THE MEN OF LEARNING AGAINST THE MEN OF VIOLENCE
Over the few days before the attack on London of July 7th, something historic was happening in the world of Muslim theology. After some careful deliberations in the air-conditioned comfort of a hotel in Jordan’s capital, Amman, the world’s leading Muslim scholars—over 170 of them from 35-odd countries—made a series of pronouncements designed to affirm their own authority, soften differences and deal a blow to advocates of terror.
The things these august gentlemen decided on may sound arcane to non-Muslims. But for the hosts, including Jordan’s King Abdullah, the agreement was an encouraging first success in what will have to be a long ideological war against readings of Islam that lend support to violence.
In several ways, the muftis and professors agreed to minimise their own (previously sharp) differences and work together to promote what they regard as “good theology” over some superficial, violence-promoting interpretations of Islam that have circulated, electronically and in print, all over the world. Among the scholars’ main conclusions is that nobody who accepts Islam’s basic beliefs should be denied the label of Muslim. A statement of the obvious? Far from it, because a hallmark of virtually all the shrillest voices in Islam is that they reject the Muslim credentials of anybody who disagrees with them. As an example of a Muslim thinker who rejects anybody less extreme than himself as an apostate, many would cite Ayman al-Zawahiri, an Egyptian who is one of the leaders of al-Qaeda.

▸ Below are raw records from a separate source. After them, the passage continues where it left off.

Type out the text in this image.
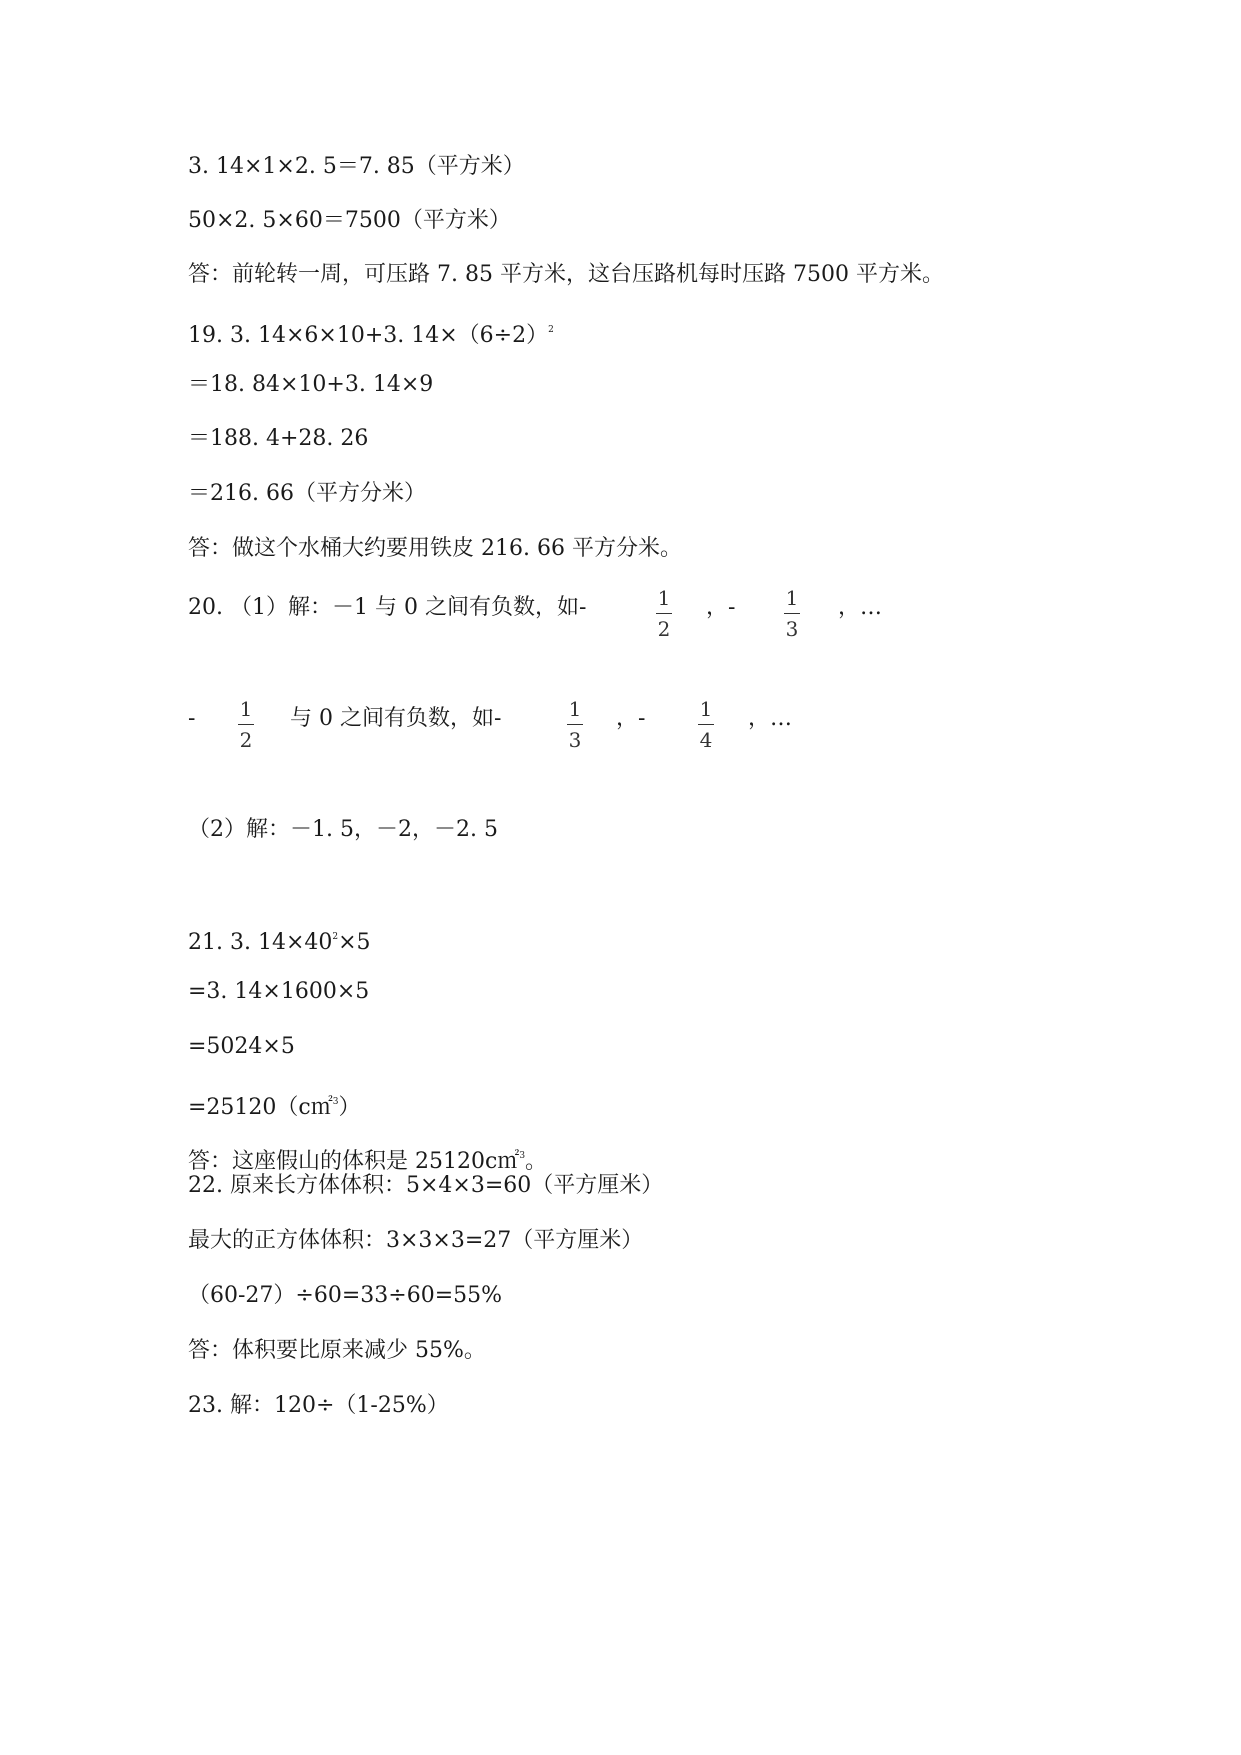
3. 14×1×2. 5＝7. 85（平方米）
50×2. 5×60＝7500（平方米）
答：前轮转一周，可压路 7. 85 平方米，这台压路机每时压路 7500 平方米。
19. 3. 14×6×10+3. $14\times(6\div 2)^2$
＝18. 84×10+3. 14×9
＝188. 4+28. 26
＝216. 66（平方分米）
答：做这个水桶大约要用铁皮 216. 66 平方分米。
20. （1）解：－1 与 0 之间有负数，如-	1
2
，-	1
3
，…
- 1
2
与 0 之间有负数，如-	1
3
，-	1
4
，…
（2）解：－1. 5，－2，－2. 5
21. 3. $14\times 40^2\times 5$
=3. 14×1600×5
=5024×5
=25120（c㎡$^3$）
答：这座假山的体积是 25120c㎡$^3$。
22. 原来长方体体积：5×4×3=60（平方厘米）
最大的正方体体积：3×3×3=27（平方厘米）
（60-27）÷60=33÷60=55%
答：体积要比原来减少 55%。
23. 解：120÷（1-25%）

Equally important, the scholars announced a sort of “mutual recognition” agreement between Islam’s eight main schools of legal interpretation: four Sunni ones, the two main Shia traditions, the Ibadis of Oman and the small but prestigious Zahiri school. While these schools’ leaders will never concur on everything, they recognised each other’s authority in their respective communities—and resolved to deny authority to anybody who purports to be a scholar but lacks the training.
At least in theory, this implies a degree of mutual respect between rival ver-sions of Islam that has not been seen since the Fatimid empire a millennium ago. More practically, the pronouncement should act as a restraining influence in Iraq, by denying Sunni Muslims any right to attack their Shia compatriots as heretics.
As an instance of bad theology being used to ignoble ends, many scholars cite the no-torious fatwa, or religious ruling, issued in 1998 by Osama bin Laden and his comrades from Egypt, Pakistan and Bangladesh. It cited some of the gorier lines from the Koran— “slay the pagans wherever you find them, seize them, beleaguer them, lie in wait for them with every stratagem”—to justify attacks on “Crusaders” (ie, westerners) and Jews. More traditional readings of the Koran would argue that these lines refer to a specific situation—when the Prophet and his companions faced a surprise attack from adversaries who had torn up a treaty—while the more emollient passages of the Koran, urging tolerance, state a more general rule. The precise meaning of the Koran’s so-called “sword verses” is hard to discern. But moderate scholars make a plausible case when they argue that only well-grounded theology can cure the effects of the bad, extremist kind.
Still, how much will the Amman decisions resonate with ordinary believers in the so-called Arab street, where many may still be more impressed by al-Qaeda’s spectacular actions than the careful thoughts of the greybeards? A lot, insists Abdallah Schleifer of Cairo’s American University. “The ordinary Egyptian is troubled by the sight of Sunni Muslim fighting Shia Muslim in Iraq, and this will help to clarify his thinking,” he says. “It will also be a blow against the bad effects of store-front religion-extremism spread by ignorant, self-appointed preachers.”